Molecular dynamics is a popular method for exploring the molecular conformations accessible at given conditions of state.  It is widely used for applications in Chemistry, Physics, Biology and Engineering, with the number of atoms ranging from a few dozen to a few billion.   In order to ensure sampling of the canonical ensemble some sort of thermal regulation device is needed, such as the Nose-Hoover thermostat or Langevin dynamics.  The latter uses stochastic dynamics to provide a complete (ergodic) sampling of the distribution.   

Numerical methods rely on splitting up the equations of motion within a timestep of fixed length.   Due to the presence of stiff components in the dynamics, small timesteps are generally needed to integrate the equations of motion. Given the metastable character of the free energy landscape (with many local minima which may 'trap' sampling trajectories), the challenge is to find numerical methods that (a) allow stable simulations to be performed with the largest possible timestep, while (b) providing sufficient accuracy with respect to thermal averages so that the algorithms retain their predictive power.   In order to enhanced sampling, many schemes have been proposed, including the removal of fast modes by use of rigid constraints, and multiple timestepping methods which use different timesteps in a hierarchical fashion to resolve different components of the dynamics.

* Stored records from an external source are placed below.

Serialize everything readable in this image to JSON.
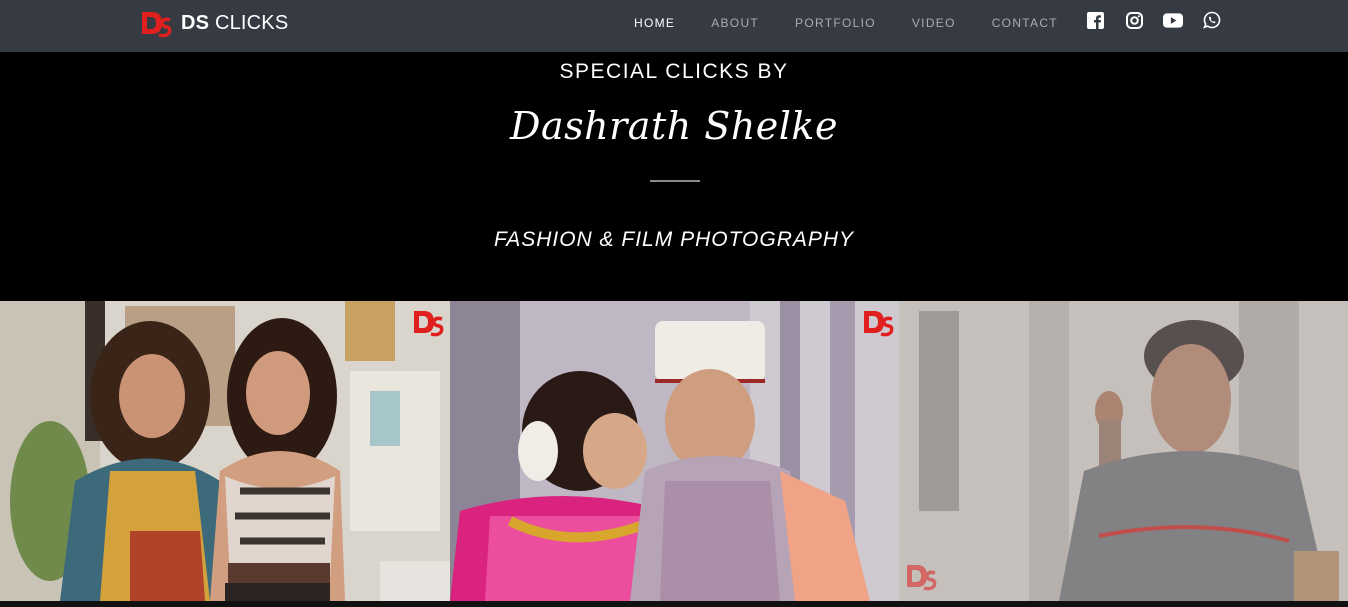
{
  "brand": {
    "bold": "DS",
    "light": " CLICKS",
    "logo": "ds-logo"
  },
  "nav": {
    "items": [
      {
        "label": "HOME",
        "active": true
      },
      {
        "label": "ABOUT",
        "active": false
      },
      {
        "label": "PORTFOLIO",
        "active": false
      },
      {
        "label": "VIDEO",
        "active": false
      },
      {
        "label": "CONTACT",
        "active": false
      }
    ],
    "social": [
      "facebook-icon",
      "instagram-icon",
      "youtube-icon",
      "whatsapp-icon"
    ]
  },
  "hero": {
    "kicker": "SPECIAL CLICKS BY",
    "name": "Dashrath Shelke",
    "tagline": "FASHION & FILM PHOTOGRAPHY"
  },
  "gallery": {
    "photos": [
      {
        "subject": "two-women-portrait"
      },
      {
        "subject": "wedding-couple"
      },
      {
        "subject": "man-in-dim-room"
      }
    ]
  },
  "colors": {
    "navbar": "#363a42",
    "accent": "#e0201f",
    "hero_bg": "#000000"
  }
}
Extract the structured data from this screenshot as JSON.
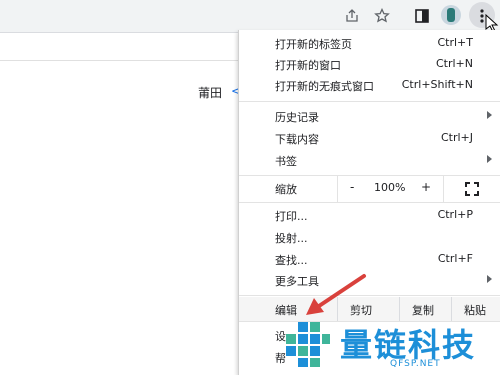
{
  "page": {
    "location_text": "莆田",
    "location_arrow": "<"
  },
  "menu": {
    "items": [
      {
        "label": "打开新的标签页",
        "shortcut": "Ctrl+T"
      },
      {
        "label": "打开新的窗口",
        "shortcut": "Ctrl+N"
      },
      {
        "label": "打开新的无痕式窗口",
        "shortcut": "Ctrl+Shift+N"
      },
      {
        "label": "历史记录",
        "submenu": true
      },
      {
        "label": "下载内容",
        "shortcut": "Ctrl+J"
      },
      {
        "label": "书签",
        "submenu": true
      },
      {
        "label": "打印...",
        "shortcut": "Ctrl+P"
      },
      {
        "label": "投射..."
      },
      {
        "label": "查找...",
        "shortcut": "Ctrl+F"
      },
      {
        "label": "更多工具",
        "submenu": true
      }
    ],
    "zoom": {
      "label": "缩放",
      "minus": "-",
      "value": "100%",
      "plus": "+"
    },
    "edit": {
      "label": "编辑",
      "cut": "剪切",
      "copy": "复制",
      "paste": "粘贴"
    },
    "partial_items": [
      "设",
      "帮"
    ]
  },
  "watermark": {
    "text": "量链科技",
    "sub": "QFSP.NET"
  },
  "colors": {
    "toolbar_bg": "#f1f3f4",
    "link_blue": "#1a73e8",
    "watermark_blue": "#1d8fd8",
    "arrow_red": "#d9413c"
  }
}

In this talk I will discuss two recent articles on the design of integrators for molecular sampling.  In the first article [1] (with C. Matthews) we have studied the accuracy of Langevin dynamics splitting methods, demonstrating that the choice of ordering of the steps of the algorithm can have profound effect on the attainable resolution of configurational averages. The ideal method allows simulation of a solvated biomolecule to be performed with stepsizes up to very near 3fs which is the upper limit for schemes that accurately resolve all dynamical modes.  In joint work with D. Margul and M. Tuckerman (NYU) [2] we have developed new stochastic-dynamical methods that incorporate isokinetic constraints in order to tame resonance-induced instabilities in multiple timestepping.  These methods enable stable ergodic simulation to be performed with 'outer' timesteps of up to around 100fs in biomolecular simulation.

[1] B. Leimkuhler and C. Matthews, Robust and efficient configurational molecular sampling via Langevin dynamics, J. Chem. Phys. 138, 174102 (2013)

[2] B. Leimkuhler, D. Margul and M. Tuckerman, Stochastic resonance-free multiple time-step algorithm for molecular dynamics with very large time steps, Mol. Phys., to appear (2013).